The evolution of corporate law has pushed companies to be more accountable to the public on the national and international scale said David Scheffer, professor of law at Northwest University and director for the Center for International Human Rights.
“I’d say this is a stage in the development of law and corporate practice that’s about 20 years old now,” Scheffer said at the School of Business’ “Business and Human Rights Lecture” this Tuesday in the Konover Auditorium.
The idea of holding corporations legally responsible for their influence on the social well being of society emerged in the 1990’s when the Alien Tort Statute, which allows foreign citizens to pursue U.S. based violations of human rights abroad, came into its own.
Scheffer said this law awakened corporation consciousness to the tremendous impact human rights claims could have on their public image and finances. This awareness resulted in a newfound “culture of compliance,” forcing businesses to place a premium on rights, respect and remedy through self enforced “soft law.”
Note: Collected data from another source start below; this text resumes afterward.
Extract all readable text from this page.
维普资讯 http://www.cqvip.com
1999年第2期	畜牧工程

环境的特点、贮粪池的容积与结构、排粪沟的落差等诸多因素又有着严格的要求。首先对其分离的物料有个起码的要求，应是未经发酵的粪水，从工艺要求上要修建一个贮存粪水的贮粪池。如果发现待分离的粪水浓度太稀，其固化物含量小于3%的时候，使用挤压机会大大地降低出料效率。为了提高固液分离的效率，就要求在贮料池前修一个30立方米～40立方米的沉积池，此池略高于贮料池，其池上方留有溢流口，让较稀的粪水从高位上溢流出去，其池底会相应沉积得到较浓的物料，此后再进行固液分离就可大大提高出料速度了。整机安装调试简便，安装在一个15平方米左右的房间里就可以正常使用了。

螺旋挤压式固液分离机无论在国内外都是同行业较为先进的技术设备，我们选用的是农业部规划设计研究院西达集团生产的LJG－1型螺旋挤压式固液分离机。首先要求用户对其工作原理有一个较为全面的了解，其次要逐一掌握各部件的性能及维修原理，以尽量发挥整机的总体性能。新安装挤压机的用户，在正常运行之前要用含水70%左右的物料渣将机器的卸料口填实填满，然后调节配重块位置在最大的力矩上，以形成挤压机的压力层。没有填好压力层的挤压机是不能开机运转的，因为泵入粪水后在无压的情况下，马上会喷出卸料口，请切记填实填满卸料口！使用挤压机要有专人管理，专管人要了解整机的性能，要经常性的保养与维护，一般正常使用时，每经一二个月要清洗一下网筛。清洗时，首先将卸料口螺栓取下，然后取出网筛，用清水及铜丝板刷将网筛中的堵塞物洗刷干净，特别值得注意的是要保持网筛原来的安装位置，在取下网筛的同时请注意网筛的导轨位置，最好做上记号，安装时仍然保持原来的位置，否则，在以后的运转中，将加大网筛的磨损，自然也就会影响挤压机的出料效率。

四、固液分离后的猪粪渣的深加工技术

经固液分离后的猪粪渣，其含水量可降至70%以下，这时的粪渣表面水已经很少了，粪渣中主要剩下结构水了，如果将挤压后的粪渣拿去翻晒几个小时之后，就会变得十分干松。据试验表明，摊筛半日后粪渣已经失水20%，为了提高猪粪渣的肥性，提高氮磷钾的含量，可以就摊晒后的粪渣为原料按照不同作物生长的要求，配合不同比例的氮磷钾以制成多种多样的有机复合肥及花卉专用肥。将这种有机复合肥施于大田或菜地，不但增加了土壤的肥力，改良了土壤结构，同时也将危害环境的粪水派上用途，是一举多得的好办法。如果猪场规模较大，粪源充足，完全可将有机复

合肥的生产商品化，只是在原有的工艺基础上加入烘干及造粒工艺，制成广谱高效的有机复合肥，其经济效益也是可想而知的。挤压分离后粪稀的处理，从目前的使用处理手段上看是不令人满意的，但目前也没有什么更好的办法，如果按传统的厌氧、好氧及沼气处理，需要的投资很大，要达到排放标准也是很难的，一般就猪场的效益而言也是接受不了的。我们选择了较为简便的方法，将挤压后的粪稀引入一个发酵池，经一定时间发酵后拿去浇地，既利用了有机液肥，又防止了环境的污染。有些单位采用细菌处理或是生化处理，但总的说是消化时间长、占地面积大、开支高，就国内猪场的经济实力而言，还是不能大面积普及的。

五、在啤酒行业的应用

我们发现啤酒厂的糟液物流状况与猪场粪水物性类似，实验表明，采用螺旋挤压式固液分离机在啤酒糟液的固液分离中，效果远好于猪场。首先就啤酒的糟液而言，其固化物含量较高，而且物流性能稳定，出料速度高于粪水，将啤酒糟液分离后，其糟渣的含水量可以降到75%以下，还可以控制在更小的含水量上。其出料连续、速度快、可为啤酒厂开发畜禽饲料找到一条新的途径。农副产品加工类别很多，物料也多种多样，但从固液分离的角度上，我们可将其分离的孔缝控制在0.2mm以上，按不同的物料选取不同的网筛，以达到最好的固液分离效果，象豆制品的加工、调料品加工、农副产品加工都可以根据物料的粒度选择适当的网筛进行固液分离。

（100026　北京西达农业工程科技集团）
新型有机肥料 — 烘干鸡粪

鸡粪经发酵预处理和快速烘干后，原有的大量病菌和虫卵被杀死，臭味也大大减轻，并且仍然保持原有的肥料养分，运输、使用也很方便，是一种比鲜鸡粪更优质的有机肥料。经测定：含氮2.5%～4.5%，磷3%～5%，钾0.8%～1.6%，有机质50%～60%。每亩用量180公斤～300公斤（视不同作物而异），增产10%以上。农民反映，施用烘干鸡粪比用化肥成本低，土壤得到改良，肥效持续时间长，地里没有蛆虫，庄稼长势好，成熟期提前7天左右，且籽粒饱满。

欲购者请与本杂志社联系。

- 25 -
“Namely, do good, do not do evil,” Scheffer said.
This culture was further solidified in 2000 with the formation of the United Nations Global Compact, through which over 7,000 corporations from 45 countries pledged to follow 10 principles of good business by preserving human rights, fair labor practices, the environment and ending corrupt practices.
“You would think that that’s great news, it shows progress,” he said. “Well, it’s really not enough.”
In order for corporate responsibility to be taken farther, it needs to be part of the national discussion.
“I think we don’t yet really have a middle ground to work with on this,” Scheffer said. “No one’s talking about this in presidential elections, I can tell you that.”
Some businesses, however, are taking matters into their own hands. In light of Indiana’s proposed “religious freedom” law, believed by many to enable overt discrimination against the LGBT community by vendors, Angie’s List and Apple have both publicly questioned their plans to expand into the state.
“It just shows how, even on a corporate level, that corporations don’t just sit back and accept all of this,” Scheffer said.
Caroline Kaeb, UConn’s first assistant professor for business and human rights, said she knew she wanted to go into the field as a student at Northwest University after Scheffer’s first lecture.
“It really was right then and there that I was inspired by human rights,” Kaeb said. “David is a true visionary, a true pioneering mind in human policy research.”
Scheffer said the world’s youth is at least partially responsible for the cultural shift needed to further encourage corporate responsibility. He said Ira Glass’ interview with several Wall Street traders fresh out of the recession in 2008 on NPR best demonstrated the “astonishingly frank and atrociously hideous” perspectives of many already in the business world.
“These young traders saw themselves as the smart ones, the masters of the universe,” he said. “Our colleagues in business, when you present them with a human rights policy, you get deer eyes.”
This disconnect was demonstrated by numerous students in the audience, who made it clear they were “only there for class” and didn’t have much to say on the subject of human rights in their chosen field.
Scheffer, at least, made it equally clear that this cannot stand.
“My life has been focused for 25 years on how to prevent atrocities, so I’m afraid I enter this with a certain mindset,” said Scheffer, who served as a U.S. war crimes ambassador. “I don’t care if you don’t make a lot of money, but I do care if you fail ethically.”